More on Perceptual Restoration

Category: General / Site news
Posted on: May 5, 2008 11:54 AM, by Dave Munger

Last week's post on perceptual restoration in toddlers brought a lot of speculation from commenters. To answer some of the questions, I thought I'd elaborate a bit here on the phenomenon and how I created the demo.

First, here's the original recording again, with me saying "dinosaur" three times:


In the first case, I edited out the "s" sound, and everyone with normal hearing can hear that. The last "dinosaur" is complete. Did I edit out the "s" in the middle dinosaur?

Most adults believe they hear the "s" sound in cases like this, even if the sound has been edited out: the perceptual system adds in a sound where it doesn't exist.

Indeed, more than half of the respondents to our poll said they had heard an "s" sound, even though in fact the sound was edited out in the second "dinosaur."

But some commenters speculated that an "s" sound was embedded in the sneeze sound effect I created, thus nullifying the effect. The "sneeze" was actually a composite of a fake cough and a fake sneeze (neither sounded realistic enough on its own). Do you hear an "s" in either of these sounds?

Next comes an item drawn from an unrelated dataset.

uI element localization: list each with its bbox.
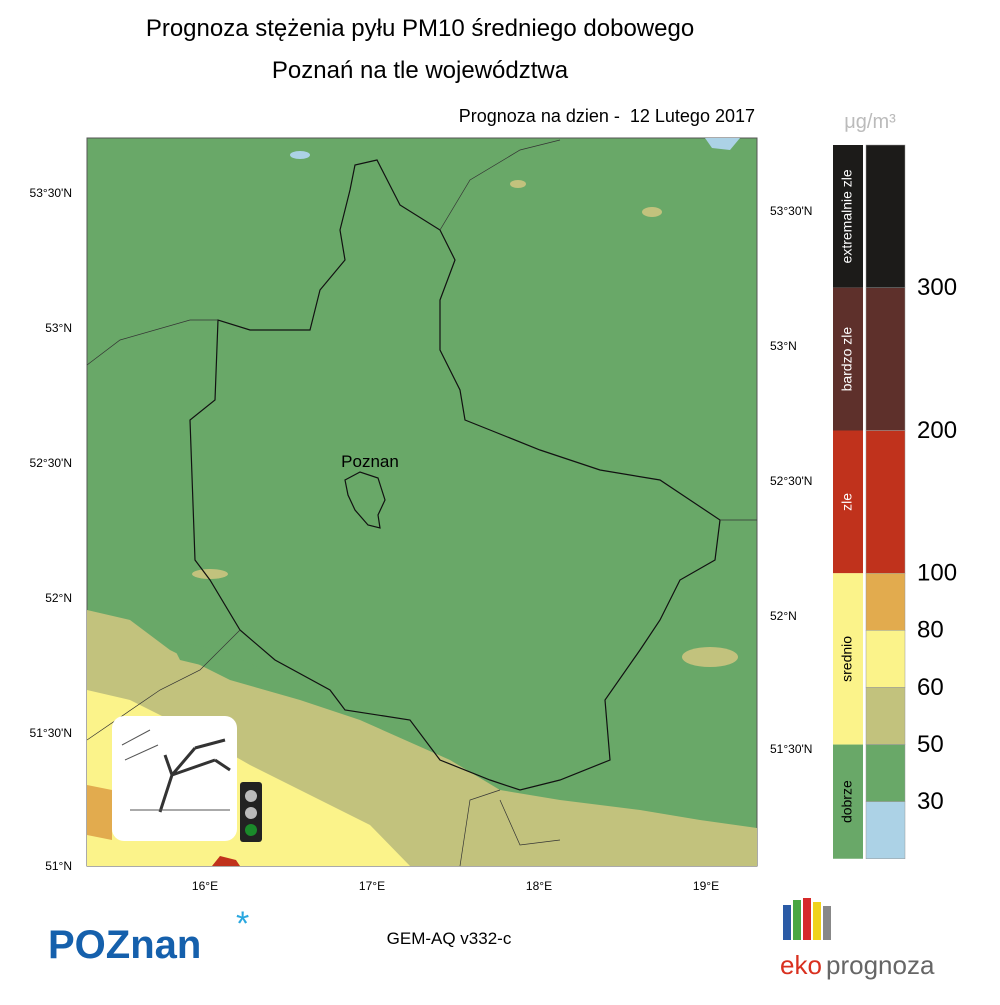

Personally I'm not hearing it, but I agree that it's closer to an "s" sound than other sounds I could have inserted. In fact the authors of the study do point out that perceptual restoration doesn't always occur; it's less likely to occur when the inserted sound is less like the sound it replaces. As a demonstration, I've redone the demo below, using a horn sound instead of a sneeze:


Now do you hear the "s" in the second "dinosaur"? I certainly don't. So our commenters who argued that the sneeze sounded a little like an "s" do have some grounds for their belief, but I still think that some of what they thought was an "s" sound was in fact the perceptual restoration effect.

Comments

#1

You could run a spectrograph on the cough/sneeze sound and see if it contains the profile of "s" (high-frequency fricative). Humans do seem to map language sounds onto non-language sounds based on shared acoustic principles. You might disambiguate the interference sound from the linguistic "s" by using something with a lower frequency.

Posted by: Yvonne | May 5, 2008 2:56 PM

#2

Yes, I did notice the 's' that seems to be actually missing in third clip. Looks like you should have chosen a horn rather than a fake sneeze/cough (or maybe even a different word, like infor_ation).